This is the day I tipped the dusty envelopes
into the sleek dark bowels of a plastic bag-
all the lovely perjuries addressed to her
now bound for the council middens.
The child I was draws breath inside of me.
Still further in, soft hands of old intimidations
grope as if through a land of blindman's buff.
while sly faces swirl, mewling distortions of trust
And whispering at the centre of this circle game,
uncertainty stops to cradle a concentrated terror,
which, having no voice, is smallest of all.

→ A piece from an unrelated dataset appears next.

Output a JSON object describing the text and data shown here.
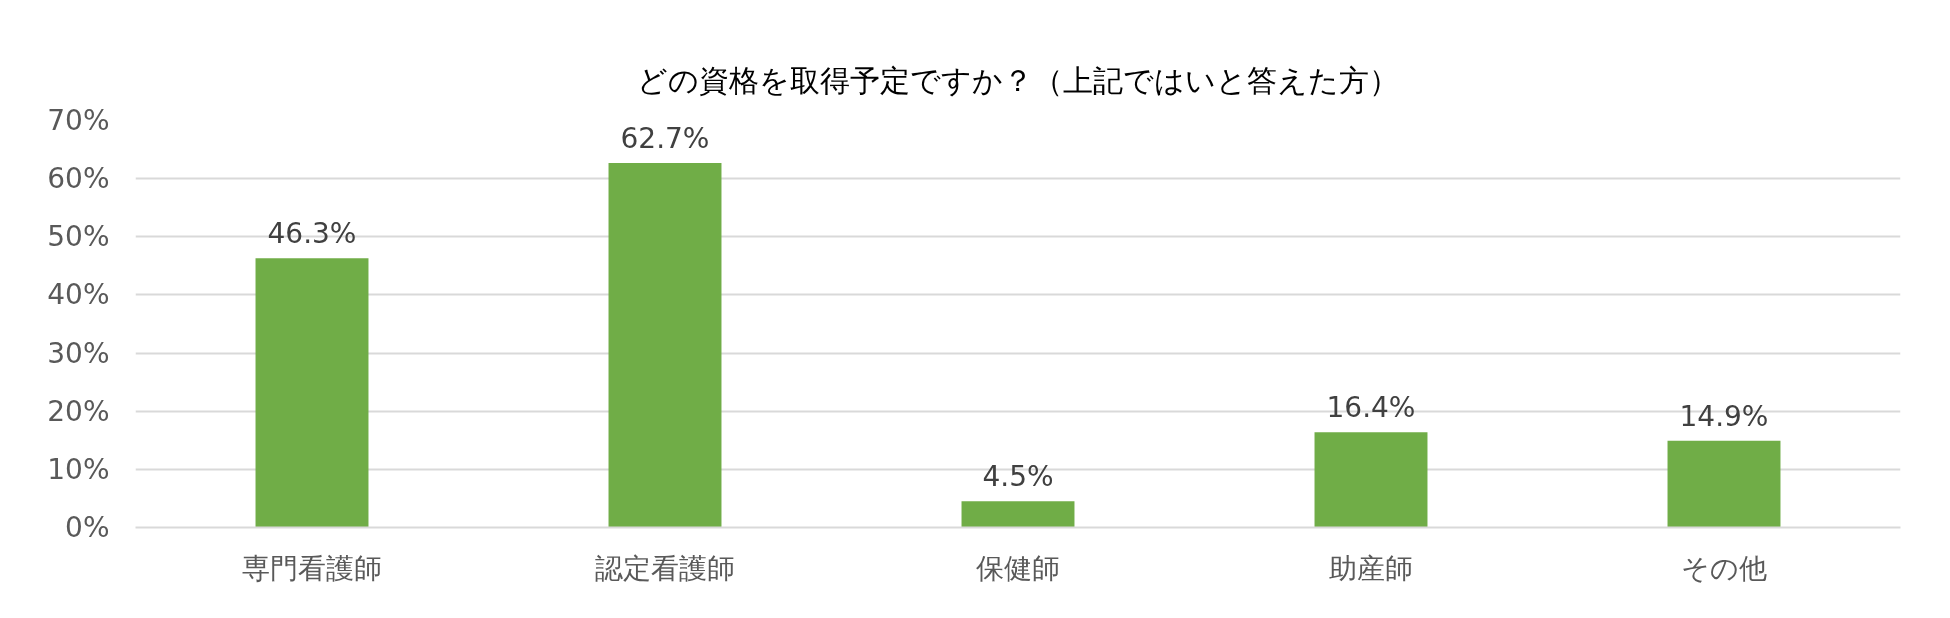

I have seen the graveyard of discard-
the blood dried rib cage of a slaughtered cow
crouching beside a carcass of abandoned car,
and a nesting place of weed for a rusting pram,
its last wheel bent beneath like a twisted ankle
a place of unwanted, no longer welcome, things,
similar somehow to the house we came from.
It is fitting his words should return to such.
And whether burnt or buried,
bright ash flaking a coil of smoky air,
or old paper sodden with scourges of winter rain
sinking slowly into dark soil, matters very little.
Let his words disintegrate into isolate letters,
ink, and that innate silence at the bottom of things.
Let them transmute to feed earth and weed,
the sturdy stems and hardy heads of sunflowers
pushing through the tooth-gapped gleam of glass
in a broken windscreen, to find a form that will,
at last, bear the silent scrutiny of the sun.